Consideram que uma pessoa surda tenha maior tendência para a deterioração da sua saúde mental?
André – Não! Podem existir situações pontuais, mas não me parece que a causa seja a surdez.
 
Poderia descrever um dia típico, na vida de uma pessoa surda?
André – É uma rotina como a de uma pessoa ouvinte, simplesmente temos algumas adaptações. Por exemplo, acordamos com um despertador que vibra. No meu caso em particular, não ligo a televisão para ver as notícias, costumo vê-las nas redes sociais ou online. Temos um quotidiano normal, como o de qualquer outra pessoa. Existem alguns desafios no nosso dia a dia mas, no que diz respeito à rotina, não acho que seja muito diferente.
 
Professora, pode-nos falar um pouco sobre a relação que tem com o seu marido? Como se conheceram?
Marisa – Bem, a minha relação com o André é como qualquer outra, entre um casal! O amor é o que prevalece e, acima de tudo, está a confiança. Confiamos muito um no outro, tal é essencial em qualquer casal, mas no nosso caso acho que a surdez “agrava” essa necessidade. Talvez algumas situações exijam de mim um pouco mais de atenção, pois sou o apoio dele não só enquanto esposa, mas também porque faço a comunicação em vários contextos, inclusive com a família.
Somos um casal como qualquer outro, contudo, não conseguimos fazer um jantar romântico à luz das velas, pois precisamos de um ambiente com muita luz para comunicar! Também não conseguimos andar de mãos dadas, uma vez que precisamos delas para comunicar.
 
Como tem sido o feedback dos alunos de medicina aos quais dá aulas?
Marisa – De uma forma geral, muito positivo, e a grande maioria vê a participação no curso como uma mais valia, por norma mantendo essa opinião mesmo findo o curso. Há até sempre muito interesse em continuarem a aprender, fazendo o nível II…

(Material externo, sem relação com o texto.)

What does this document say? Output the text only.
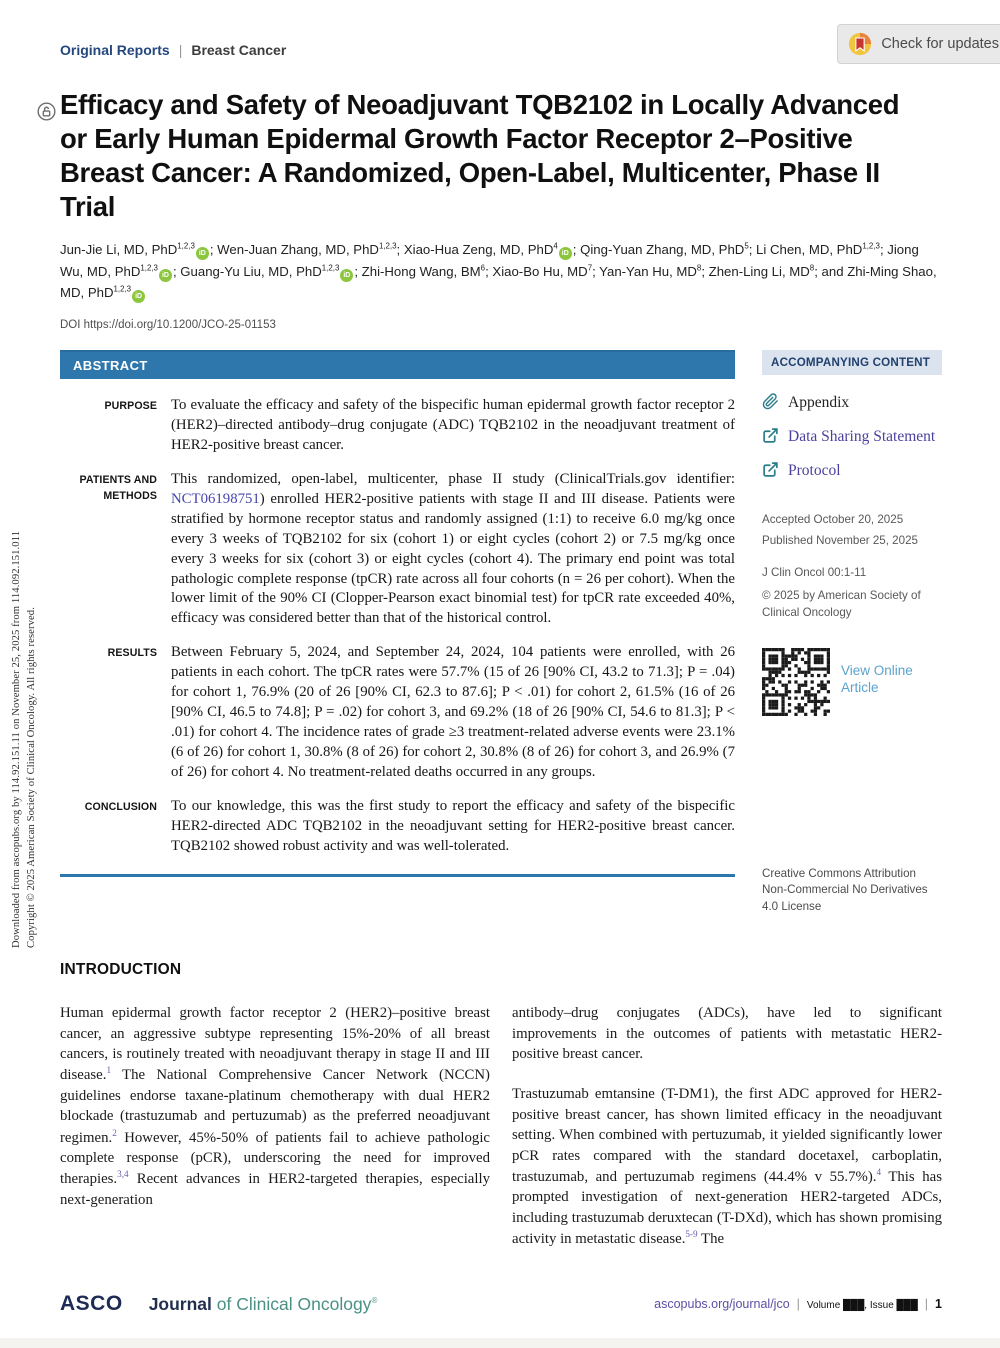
Downloaded from ascopubs.org by 114.92.151.11 on November 25, 2025 from 114.092.151.011 Copyright © 2025 American Society of Clinical Oncology. All rights reserved.
Check for updates
Original Reports | Breast Cancer
Efficacy and Safety of Neoadjuvant TQB2102 in Locally Advanced or Early Human Epidermal Growth Factor Receptor 2–Positive Breast Cancer: A Randomized, Open-Label, Multicenter, Phase II Trial
Jun-Jie Li, MD, PhD$^{1,2,3}$iD ; Wen-Juan Zhang, MD, PhD$^{1,2,3}$; Xiao-Hua Zeng, MD, PhD$^4$iD ; Qing-Yuan Zhang, MD, PhD$^5$; Li Chen, MD, PhD$^{1,2,3}$; Jiong Wu, MD, PhD$^{1,2,3}$iD ; Guang-Yu Liu, MD, PhD$^{1,2,3}$iD ; Zhi-Hong Wang, $BM^6$; Xiao-Bo Hu, $MD^7$; Yan-Yan Hu, $MD^8$; Zhen-Ling Li, $MD^8$; and Zhi-Ming Shao, MD, PhD$^{1,2,3}$iD
DOI https://doi.org/10.1200/JCO-25-01153
ABSTRACT
PURPOSE To evaluate the efficacy and safety of the bispecific human epidermal growth factor receptor 2 (HER2)–directed antibody–drug conjugate (ADC) TQB2102 in the neoadjuvant treatment of HER2-positive breast cancer.
PATIENTS AND METHODS
This randomized, open-label, multicenter, phase II study (ClinicalTrials.gov identifier: NCT06198751) enrolled HER2-positive patients with stage II and III disease. Patients were stratified by hormone receptor status and randomly assigned (1:1) to receive 6.0 mg/kg once every 3 weeks of TQB2102 for six (cohort 1) or eight cycles (cohort 2) or 7.5 mg/kg once every 3 weeks for six (cohort 3) or eight cycles (cohort 4). The primary end point was total pathologic complete response (tpCR) rate across all four cohorts (n = 26 per cohort). When the lower limit of the 90% CI (Clopper-Pearson exact binomial test) for tpCR rate exceeded 40%, efficacy was considered better than that of the historical control.
RESULTS Between February 5, 2024, and September 24, 2024, 104 patients were enrolled, with 26 patients in each cohort. The tpCR rates were 57.7% (15 of 26 [90% CI, 43.2 to 71.3]; P = .04) for cohort 1, 76.9% (20 of 26 [90% CI, 62.3 to 87.6]; P < .01) for cohort 2, 61.5% (16 of 26 [90% CI, 46.5 to 74.8]; P = .02) for cohort 3, and 69.2% (18 of 26 [90% CI, 54.6 to 81.3]; P < .01) for cohort 4. The incidence rates of grade ≥3 treatment-related adverse events were 23.1% (6 of 26) for cohort 1, 30.8% (8 of 26) for cohort 2, 30.8% (8 of 26) for cohort 3, and 26.9% (7 of 26) for cohort 4. No treatment-related deaths occurred in any groups.
CONCLUSION To our knowledge, this was the first study to report the efficacy and safety of the bispecific HER2-directed ADC TQB2102 in the neoadjuvant setting for HER2-positive breast cancer. TQB2102 showed robust activity and was well-tolerated.
ACCOMPANYING CONTENT
Appendix
Data Sharing Statement
Protocol
Accepted October 20, 2025
Published November 25, 2025
J Clin Oncol 00:1-11
© 2025 by American Society of Clinical Oncology
View Online Article
Creative Commons Attribution Non-Commercial No Derivatives 4.0 License
INTRODUCTION
Human epidermal growth factor receptor 2 (HER2)–positive breast cancer, an aggressive subtype representing 15%-20% of all breast cancers, is routinely treated with neoadjuvant therapy in stage II and III disease.$^1$ The National Comprehensive Cancer Network (NCCN) guidelines endorse taxane-platinum chemotherapy with dual HER2 blockade (trastuzumab and pertuzumab) as the preferred neoadjuvant regimen.$^2$ However, 45%-50% of patients fail to achieve pathologic complete response (pCR), underscoring the need for improved therapies.$^{3,4}$ Recent advances in HER2-targeted therapies, especially next-generation
antibody–drug conjugates (ADCs), have led to significant improvements in the outcomes of patients with metastatic HER2-positive breast cancer.
Trastuzumab emtansine (T-DM1), the first ADC approved for HER2-positive breast cancer, has shown limited efficacy in the neoadjuvant setting. When combined with pertuzumab, it yielded significantly lower pCR rates compared with the standard docetaxel, carboplatin, trastuzumab, and pertuzumab regimens (44.4% v 55.7%).$^4$ This has prompted investigation of next-generation HER2-targeted ADCs, including trastuzumab deruxtecan (T-DXd), which has shown promising activity in metastatic disease.$^{5-9}$ The
ASCO Journal of Clinical Oncology®	ascopubs.org/journal/jco | Volume ███, Issue ███ | 1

Muito do feedback que recebo deste curso é relativamente a servir para abrir horizontes. Mais do que aprender a língua, os alunos têm a oportunidade de conhecer uma comunidade diferente, cujas especificidades é muito importante conhecer. Temos uma ou outra situação em que percebo claramente que os alunos não se encaixam, ou então que não compreendem as necessidades da pessoas surda e acham que esta é até inferior e que ela é que se deve esforçar. Mas… em 7 anos de colaboração com o NEM estes casos foram muito, muito poucos.
Uma outra situação que me deixa muito contente, é os alunos reconhecerem que deveria existir uma cadeira, no próprio curso de Medicina, de LGP, nem que fosse opcional. Assim permitiria e obrigaria todos os médicos a conhecerem esta realidade.
Esta iniciativa deixa-me muito contente mesmo, aliás, deixa-me orgulhosa! Acredito que o meu trabalho vos contagie e que a semente fique em vós… o exemplo desta entrevista é isto mesmo. O vosso interesse vai além do curso e estão a incluir esta temática em outras atividades ou áreas.
 
Um agradecimento muito, muito especial à Professora Marisa Maganinho e André Taipina por, tão prontamente, aceitarem colaborar connosco, visando informar os futuros médicos e sensibilizar para a importância de aprender Língua Gestual Portuguesa.
 
A entrevista foi realizada em colaboração com o DSPRA, pelo colega Miguel Castanheira.